UD and OI weren’t the only ones on the site as they were joined in the search by the Coast Guard, the Lewes Fire Department and the Delaware Department of Natural Resources and Environmental Control – Natural Resources Police.

Approaching storm

In addition to the tight turnaround to look for the ship, there was also a nor’easter bearing down on the site where the ship sank, threatening to hide the ship even more if it wasn’t located quickly.

“It was a rough day out,” said Otto. “The waves were about four-feet and hitting at every five seconds so it was battering the boat quite a bit.”

The rough weather also caused what are known as motion artifacts — motion blurs that obscure images in the sonar data — which made it tough for Otto to tell whether the lines they were seeing were from boat leakage or water movement.

This is an image of Miss Aida from the side scan sonar utilized by master’s student Grant Otto in the search effort for the sunken tugboat. The sonar uses sound reflection to visualize objects on the seafloor. The sonar is located in the middle of the image. Going left to right from the middle is each pixel of reflection as a function of distance from the sonar — the scale is in meters at the top of the image. The tugboat is the large object with the big shadow on the right side. On the left side of the big object is the bow, with a small echo to the left of it right by the black. The superstructure is the curved structure in the middle (the curve is a motion artifact). The stern is to the right side where the shadow changes angle.
This is an image of Miss Aida from the side scan sonar utilized by master’s student Grant Otto in the search effort for the sunken tugboat. The sonar uses sound reflection to visualize objects on the seafloor. The sonar is located in the middle of the image. Going left to right from the middle is each pixel of reflection as a function of distance from the sonar — the scale is in meters at the top of the image. The tugboat is the large object with the big shadow on the right side. On the left side of the big object is the bow, with a small echo to the left of it right by the black. The superstructure is the curved structure in the middle (the curve is a motion artifact). The stern is to the right side where the shadow changes angle.

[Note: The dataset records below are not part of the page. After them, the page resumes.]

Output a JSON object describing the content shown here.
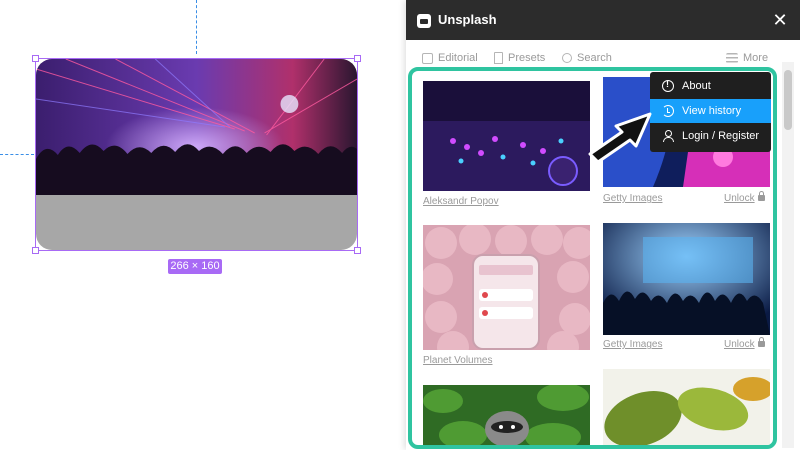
{
  "canvas": {
    "selection_size_label": "266 × 160"
  },
  "plugin": {
    "title": "Unsplash",
    "close_icon": "close-icon",
    "toolbar": {
      "editorial_label": "Editorial",
      "presets_label": "Presets",
      "search_label": "Search",
      "more_label": "More"
    },
    "grid": {
      "items": [
        {
          "credit": "Aleksandr Popov",
          "unlock": ""
        },
        {
          "credit": "Getty Images",
          "unlock": "Unlock"
        },
        {
          "credit": "Planet Volumes",
          "unlock": ""
        },
        {
          "credit": "Getty Images",
          "unlock": "Unlock"
        }
      ]
    },
    "menu": {
      "items": [
        {
          "label": "About",
          "icon": "info-icon"
        },
        {
          "label": "View history",
          "icon": "history-icon"
        },
        {
          "label": "Login / Register",
          "icon": "user-icon"
        }
      ]
    },
    "colors": {
      "highlight_border": "#2fc4a0",
      "menu_active": "#18a0fb",
      "selection": "#a86af5"
    }
  }
}
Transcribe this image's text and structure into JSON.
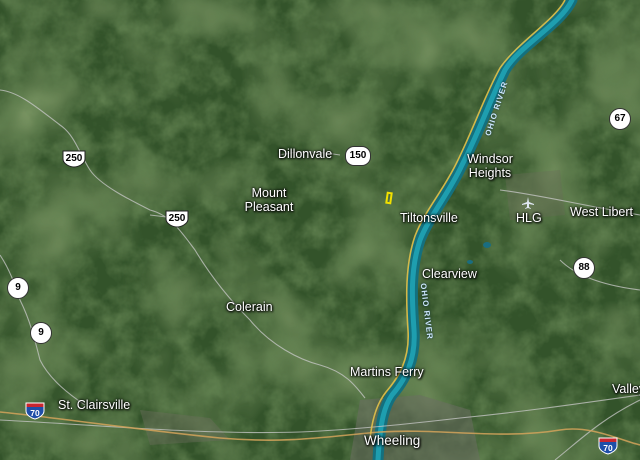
{
  "map": {
    "type": "satellite",
    "places": {
      "dillonvale": "Dillonvale",
      "mount_pleasant": "Mount\nPleasant",
      "tiltonsville": "Tiltonsville",
      "windsor_heights": "Windsor\nHeights",
      "west_liberty": "West Libert",
      "clearview": "Clearview",
      "colerain": "Colerain",
      "martins_ferry": "Martins Ferry",
      "st_clairsville": "St. Clairsville",
      "wheeling": "Wheeling",
      "valley": "Valley"
    },
    "airport_code": "HLG",
    "river_name": "OHIO RIVER",
    "routes": {
      "us250_a": "250",
      "us250_b": "250",
      "oh150": "150",
      "oh9_a": "9",
      "oh9_b": "9",
      "wv67": "67",
      "wv88": "88",
      "i70_a": "70",
      "i70_b": "70"
    },
    "colors": {
      "terrain": "#2c4a22",
      "river": "#1a8fa0",
      "highlight_road": "#e2c14a",
      "marker": "#f2e000"
    }
  }
}
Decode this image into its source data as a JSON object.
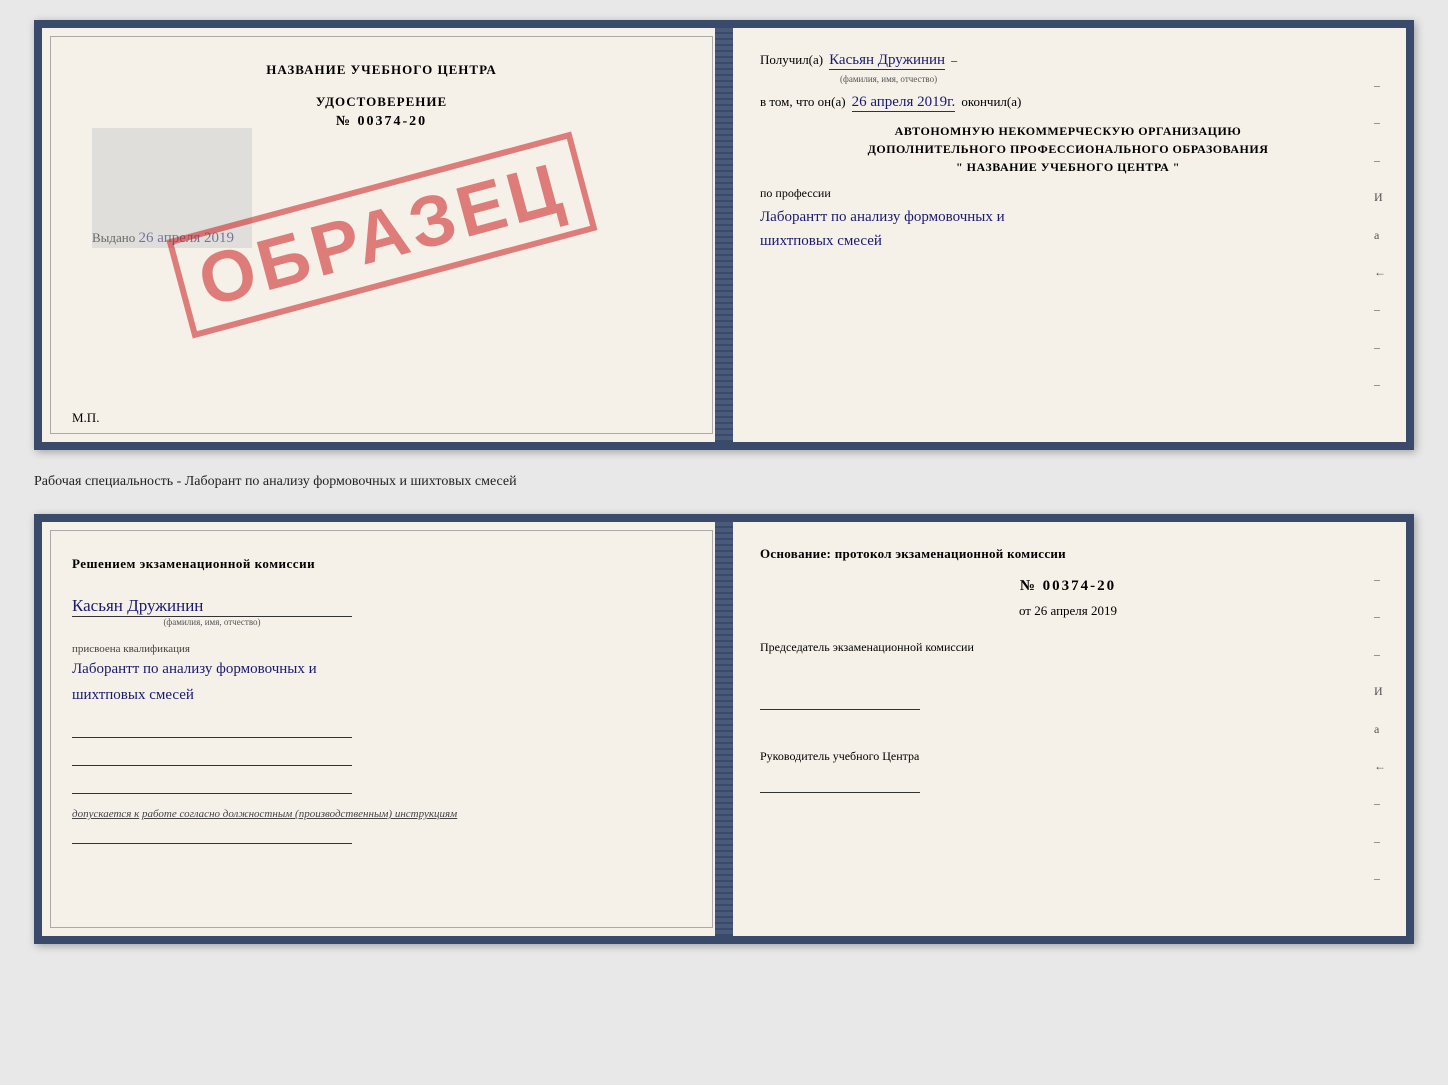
{
  "top_book": {
    "left": {
      "title": "НАЗВАНИЕ УЧЕБНОГО ЦЕНТРА",
      "cert_label": "УДОСТОВЕРЕНИЕ",
      "cert_number": "№ 00374-20",
      "issued_text": "Выдано",
      "issued_date": "26 апреля 2019",
      "mp_label": "М.П.",
      "stamp": "ОБРАЗЕЦ"
    },
    "right": {
      "received_label": "Получил(а)",
      "received_name": "Касьян Дружинин",
      "fio_sublabel": "(фамилия, имя, отчество)",
      "in_that_label": "в том, что он(а)",
      "completion_date": "26 апреля 2019г.",
      "finished_label": "окончил(а)",
      "org_line1": "АВТОНОМНУЮ НЕКОММЕРЧЕСКУЮ ОРГАНИЗАЦИЮ",
      "org_line2": "ДОПОЛНИТЕЛЬНОГО ПРОФЕССИОНАЛЬНОГО ОБРАЗОВАНИЯ",
      "org_line3": "\"   НАЗВАНИЕ УЧЕБНОГО ЦЕНТРА   \"",
      "profession_label": "по профессии",
      "profession_text": "Лаборантт по анализу формовочных и шихтповых смесей",
      "side_dashes": [
        "-",
        "-",
        "-",
        "И",
        "а",
        "←",
        "-",
        "-",
        "-"
      ]
    }
  },
  "specialty_label": "Рабочая специальность - Лаборант по анализу формовочных и шихтовых смесей",
  "bottom_book": {
    "left": {
      "decision_title": "Решением  экзаменационной  комиссии",
      "name": "Касьян  Дружинин",
      "fio_sublabel": "(фамилия, имя, отчество)",
      "qualification_label": "присвоена квалификация",
      "qualification_text": "Лаборантт по анализу формовочных и шихтповых смесей",
      "допускается_prefix": "допускается к",
      "допускается_underline": "работе согласно должностным (производственным) инструкциям"
    },
    "right": {
      "osnov_title": "Основание: протокол экзаменационной  комиссии",
      "protocol_number": "№  00374-20",
      "from_label": "от",
      "protocol_date": "26 апреля 2019",
      "chairman_label": "Председатель экзаменационной комиссии",
      "rukovoditel_label": "Руководитель учебного Центра",
      "side_dashes": [
        "-",
        "-",
        "-",
        "И",
        "а",
        "←",
        "-",
        "-",
        "-"
      ]
    }
  }
}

Utilizing the ASVs and the side scan sonar, the UD/OI team started searching in a latitude and longitude box that was established by the Coast Guard. The Lewes Fire Department started at the top of the box and the UD/OI team started searching at the bottom of the box.

Eventually, the Lewes Fire Department found something with their sonar and the UD/OI team went over to help verify what they found and make more assessments as to the overall state of the sunken ship — verifying that Miss Aida was sitting upright about 80 feet down.

Once the ship was located, Miss Aida was eventually recovered from the seabed a few weeks later.

Otto said that he was proud of how all the different organizations came together to help locate the sunken ship.

“I’m very appreciative of the way that the Coast Guard, the University and the fire department all came together without previously being involved in any kind of organized drill for this,” said Otto. “We came together and made a really good effort and successfully found the shipwreck less than 24 hours after it had gone down. It’s a great feat, and it was a big team effort.”